FOMC Announcement Stats

fomc-day-chart-december-17-2013

This is one of the most hotly anticipated FOMC Meeting Announcements in recent memory. Expectations are split between whether the Fed will begin tapering right away or holding off until next year. Divisive events make for market volatility, so I thought it would be a good time to revisit some precedents for FOMC day trading.

Below are the $SPY intraday patterns which are most common over the last two years. Without getting too philosophical the most common patterns for the broad market are bearish. I’ve highlighted after the 2PM release time for emphasis.

fomc-day-december-17-2013

Pattern 1: Following a down trending session, new post-announcement lows continue to sell off into or near the close of the session.  NOTE: This is very close to how the last FOMC day played out (October 30, 2013).

Pattern 2: Up trending market early in the session makes a intraday high on the announcement and sells off the the rest of the session.

Pattern 3: Similar to Pattern 2 except with more two-way volatility.

Pattern 4: Similar to Pattern 2 except peaking slightly after the announcement.
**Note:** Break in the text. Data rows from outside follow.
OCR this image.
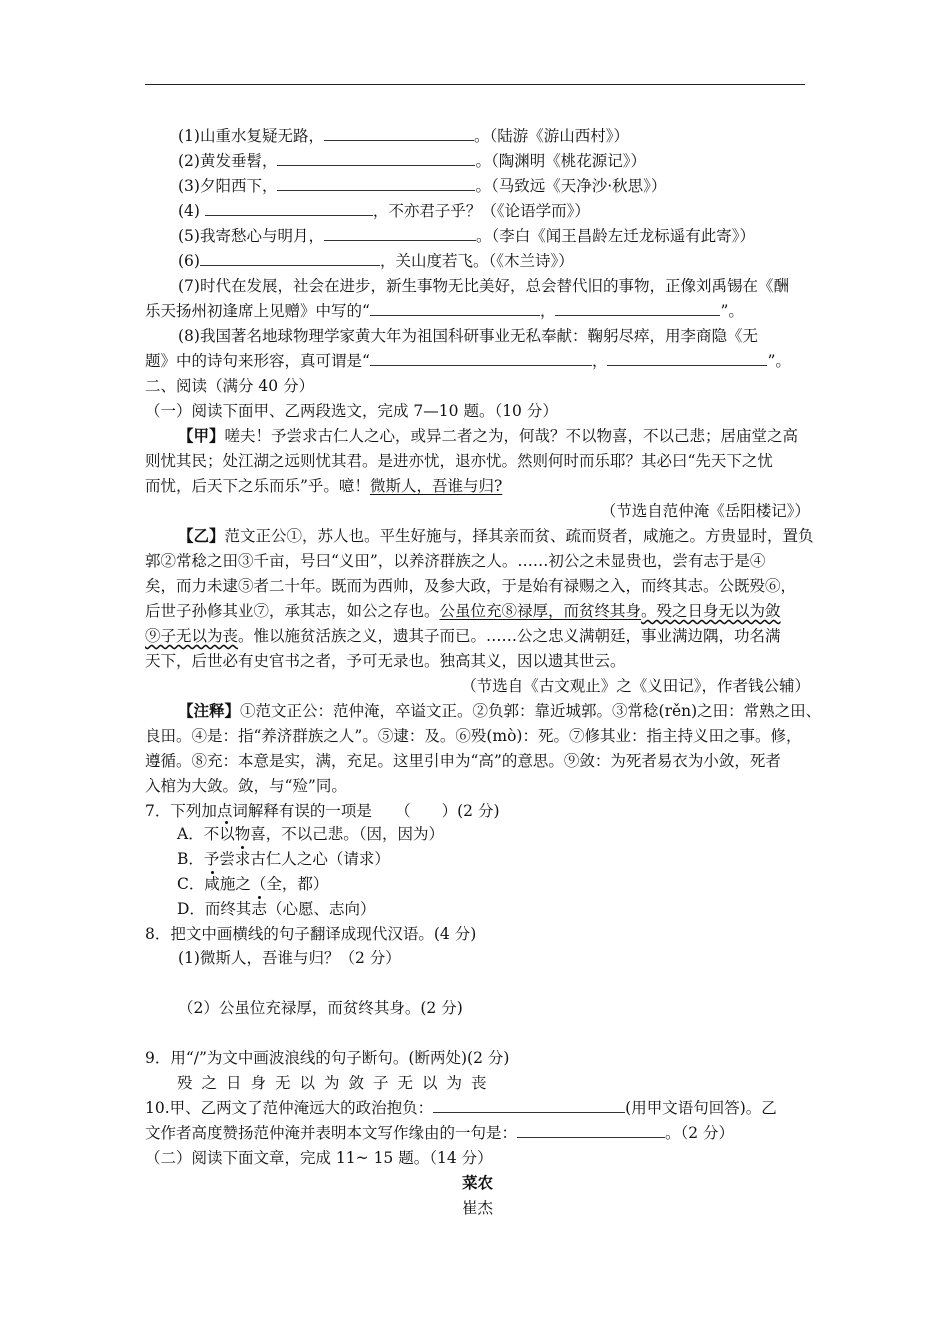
(1)山重水复疑无路，	。（陆游《游山西村》）
(2)黄发垂髫，	。（陶渊明《桃花源记》）
(3)夕阳西下，	。（马致远《天净沙·秋思》）
(4)	，不亦君子乎？（《论语学而》）
(5)我寄愁心与明月，	。（李白《闻王昌龄左迁龙标遥有此寄》）
(6)	，关山度若飞。（《木兰诗》）
(7)时代在发展，社会在进步，新生事物无比美好，总会替代旧的事物，正像刘禹锡在《酬
乐天扬州初逢席上见赠》中写的“	，	”。
(8)我国著名地球物理学家黄大年为祖国科研事业无私奉献：鞠躬尽瘁，用李商隐《无
题》中的诗句来形容，真可谓是“	，	”。
二、阅读（满分 40 分）
（一）阅读下面甲、乙两段选文，完成 7—10 题。（10 分）
【甲】嗟夫！予尝求古仁人之心，或异二者之为，何哉？不以物喜，不以己悲；居庙堂之高
则忧其民；处江湖之远则忧其君。是进亦忧，退亦忧。然则何时而乐耶？其必曰“先天下之忧
而忧，后天下之乐而乐”乎。噫！微斯人，吾谁与归?
（节选自范仲淹《岳阳楼记》）
【乙】范文正公①，苏人也。平生好施与，择其亲而贫、疏而贤者，咸施之。方贵显时，置负
郭②常稔之田③千亩，号曰“义田”，以养济群族之人。……初公之未显贵也，尝有志于是④
矣，而力未逮⑤者二十年。既而为西帅，及参大政，于是始有禄赐之入，而终其志。公既殁⑥，
后世子孙修其业⑦，承其志，如公之存也。公虽位充⑧禄厚，而贫终其身。殁之日身无以为敛
⑨子无以为丧。惟以施贫活族之义，遗其子而已。……公之忠义满朝廷，事业满边隅，功名满
天下，后世必有史官书之者，予可无录也。独高其义，因以遗其世云。
（节选自《古文观止》之《义田记》，作者钱公辅）
【注释】①范文正公：范仲淹，卒谥文正。②负郭：靠近城郭。③常稔(rěn)之田：常熟之田、
良田。④是：指“养济群族之人”。⑤逮：及。⑥殁(mò)：死。⑦修其业：指主持义田之事。修，
遵循。⑧充：本意是实，满，充足。这里引申为“高”的意思。⑨敛：为死者易衣为小敛，死者
入棺为大敛。敛，与“殓”同。
7．下列加点词解释有误的一项是　　（　　）(2 分)
A．不以物喜，不以己悲。（因，因为）
B．予尝求古仁人之心（请求）
C．咸施之（全，都）
D．而终其志（心愿、志向）
8．把文中画横线的句子翻译成现代汉语。(4 分)
(1)微斯人，吾谁与归？（2 分）
（2）公虽位充禄厚，而贫终其身。(2 分)
9．用“/”为文中画波浪线的句子断句。(断两处)(2 分)
殁之日身无以为敛子无以为丧
10.甲、乙两文了范仲淹远大的政治抱负：	(用甲文语句回答)。乙
文作者高度赞扬范仲淹并表明本文写作缘由的一句是：	。（2 分）
（二）阅读下面文章，完成 11~ 15 题。（14 分）
菜农
崔杰
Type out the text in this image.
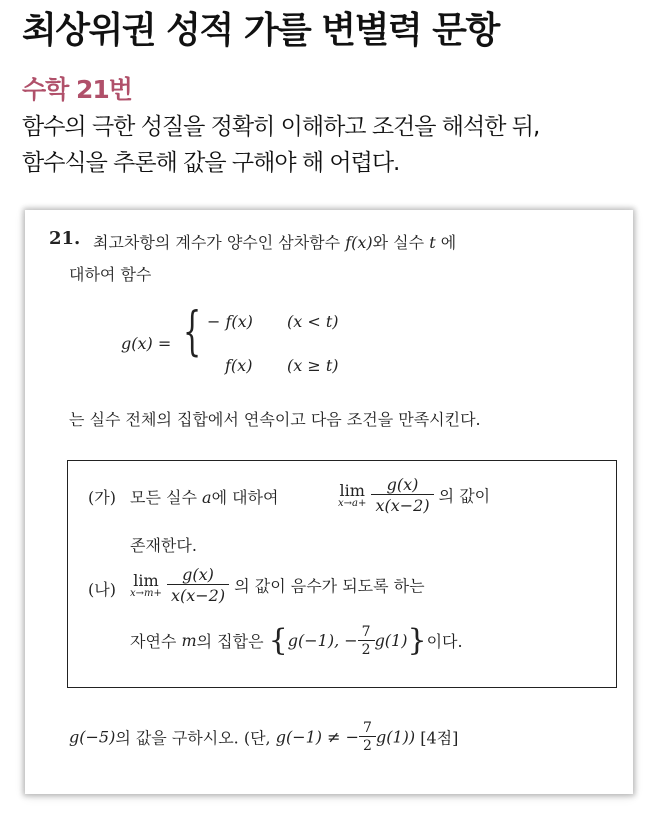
최상위권 성적 가를 변별력 문항
수학 21번
함수의 극한 성질을 정확히 이해하고 조건을 해석한 뒤,
함수식을 추론해 값을 구해야 해 어렵다.
21. 최고차항의 계수가 양수인 삼차함수 f(x)와 실수 t 에
대하여 함수
g(x) = { − f(x) (x < t)
f(x) (x ≥ t)
는 실수 전체의 집합에서 연속이고 다음 조건을 만족시킨다.
(가) 모든 실수 a에 대하여	lim
x→a+
$\frac{g(x)}{x(x-2)}$ 의 값이
존재한다.
(나) lim
x→m+
$\frac{g(x)}{x(x-2)}$ 의 값이 음수가 되도록 하는
자연수 m의 집합은 {g(−1), − $\frac{7}{2} g(1)$}이다.
g(−5)의 값을 구하시오. (단, g(−1) ≠ − $\frac{7}{2} g(1)$) [4점]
We look for confluence in patterns and overall market direction. Have a look at the above chart and observe the market in real-time for the best insight.

Below are the statistics (post-announcement period) from the perspective of the long side.

fomc-day-stats-december-17-2013

The outlier would definitely be if something new was announced that took the market by surprise. Although, from the data we have it seems that whatever the Fed announces, the initial reaction is disappointment. Longer-term, the market is happy to get free money.